Using Chapel on Intel "Knights Landing"

The following information is assembled to help Chapel users get up and running on Intel Xeon Phi, Knights Landing (KNL).

The initial implementation has only been tested on Cray machines where the KNL chip is used as a self-hosted processor. While we have not explicitly tested on other platforms, or with KNL as a Coprocessor, we don't know of any reason an advanced user couldn't run on such a platform.

Getting started

By and large running on KNL on a Cray XC will be the same as running on a Xeon based Cray XC. See Using Chapel on Cray Systems for more info.

In order to take better advantage of the AVX-512 micro-architecture you'll want to have a KNL targeting module loaded. For example:

module load craype-mic-knl

You'll also want to ensure you have a new enough target compiler loaded that is KNL/AVX-512 ready. We recommend using at least gcc 5.3, cce 8.5, or intel 16.

We provide a KNL locale model for making use of the MCDRAM (High Bandwidth Memory/HBM). Please see KNL Locale Model for details.

KNL provides many memory configurations and clustering modes. If a program will manage HBM explicitly using the KNL locale model, the flat memory configuration is a good place to start.
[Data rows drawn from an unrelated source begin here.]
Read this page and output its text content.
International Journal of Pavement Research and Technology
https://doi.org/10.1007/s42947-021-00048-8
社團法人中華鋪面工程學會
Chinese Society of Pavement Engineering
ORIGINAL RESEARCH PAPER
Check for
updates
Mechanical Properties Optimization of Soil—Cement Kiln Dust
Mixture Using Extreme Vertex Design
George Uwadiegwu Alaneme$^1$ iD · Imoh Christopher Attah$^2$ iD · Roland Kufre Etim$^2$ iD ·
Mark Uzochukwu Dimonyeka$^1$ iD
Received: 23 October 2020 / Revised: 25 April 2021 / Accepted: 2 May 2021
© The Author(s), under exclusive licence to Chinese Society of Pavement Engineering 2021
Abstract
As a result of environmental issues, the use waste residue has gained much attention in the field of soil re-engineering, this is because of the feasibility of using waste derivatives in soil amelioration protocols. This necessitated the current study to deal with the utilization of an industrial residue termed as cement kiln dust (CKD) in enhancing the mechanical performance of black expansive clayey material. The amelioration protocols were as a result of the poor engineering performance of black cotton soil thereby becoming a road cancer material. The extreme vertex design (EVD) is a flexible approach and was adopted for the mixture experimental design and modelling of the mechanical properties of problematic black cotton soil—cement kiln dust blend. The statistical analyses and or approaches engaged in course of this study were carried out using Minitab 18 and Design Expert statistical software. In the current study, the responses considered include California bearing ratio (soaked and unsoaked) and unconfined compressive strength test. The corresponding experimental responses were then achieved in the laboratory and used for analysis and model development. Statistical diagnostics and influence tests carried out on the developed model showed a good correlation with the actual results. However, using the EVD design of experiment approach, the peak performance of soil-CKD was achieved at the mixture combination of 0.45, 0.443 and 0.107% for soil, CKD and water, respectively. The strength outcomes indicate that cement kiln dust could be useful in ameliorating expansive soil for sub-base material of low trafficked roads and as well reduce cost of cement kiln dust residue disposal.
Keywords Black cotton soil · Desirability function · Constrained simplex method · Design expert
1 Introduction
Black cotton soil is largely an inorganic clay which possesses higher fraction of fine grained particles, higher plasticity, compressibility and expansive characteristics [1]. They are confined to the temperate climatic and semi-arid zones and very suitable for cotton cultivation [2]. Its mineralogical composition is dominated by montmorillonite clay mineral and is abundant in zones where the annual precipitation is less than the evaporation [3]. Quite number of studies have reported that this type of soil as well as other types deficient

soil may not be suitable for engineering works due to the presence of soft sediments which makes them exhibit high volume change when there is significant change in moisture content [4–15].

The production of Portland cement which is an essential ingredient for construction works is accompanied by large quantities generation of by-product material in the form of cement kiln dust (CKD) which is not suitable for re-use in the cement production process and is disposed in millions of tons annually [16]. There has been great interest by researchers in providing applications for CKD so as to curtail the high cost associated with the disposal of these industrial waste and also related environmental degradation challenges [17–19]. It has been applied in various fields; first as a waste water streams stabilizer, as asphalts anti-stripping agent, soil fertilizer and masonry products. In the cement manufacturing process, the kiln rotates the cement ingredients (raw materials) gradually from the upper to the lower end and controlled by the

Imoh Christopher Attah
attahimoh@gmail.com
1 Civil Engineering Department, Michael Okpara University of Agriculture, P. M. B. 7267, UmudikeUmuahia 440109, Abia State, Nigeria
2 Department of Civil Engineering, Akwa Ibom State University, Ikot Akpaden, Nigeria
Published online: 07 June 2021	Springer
If not, the cache configuration will use the HBM as a level 3 cache. Two in-between configurations are available, equal for 50% cache/50% explicitly managed, and split for 25% cache/75% explicitly managed. It is likely that the highest performing configuration is different for different programs, so it pays to experiment.

So far, the clustering modes that seem to have the most promise for Chapel programs are quad and snc4. The quad mode, contrary to its name, places all the KNL cores in one NUMA node. The snc4 mode splits the cores equally into four NUMA nodes. Again, experimentation will tell which works best for a given program, and other clustering modes may be worth trying as well.

The method of choosing the clustering mode and memory configuration is different for different machine installations. Please see your system administrator for more information on this. When using Slurm, a common method is to use the --constraint= flag to srun. For Chapel, this flag can be set using the CHPL_LAUNCHER_CONSTRAINT environment variable. For example, to use the snc4 clustering mode and the flat memory model, the following would be used.

export CHPL_LAUNCHER_CONSTRAINT=snc4,flat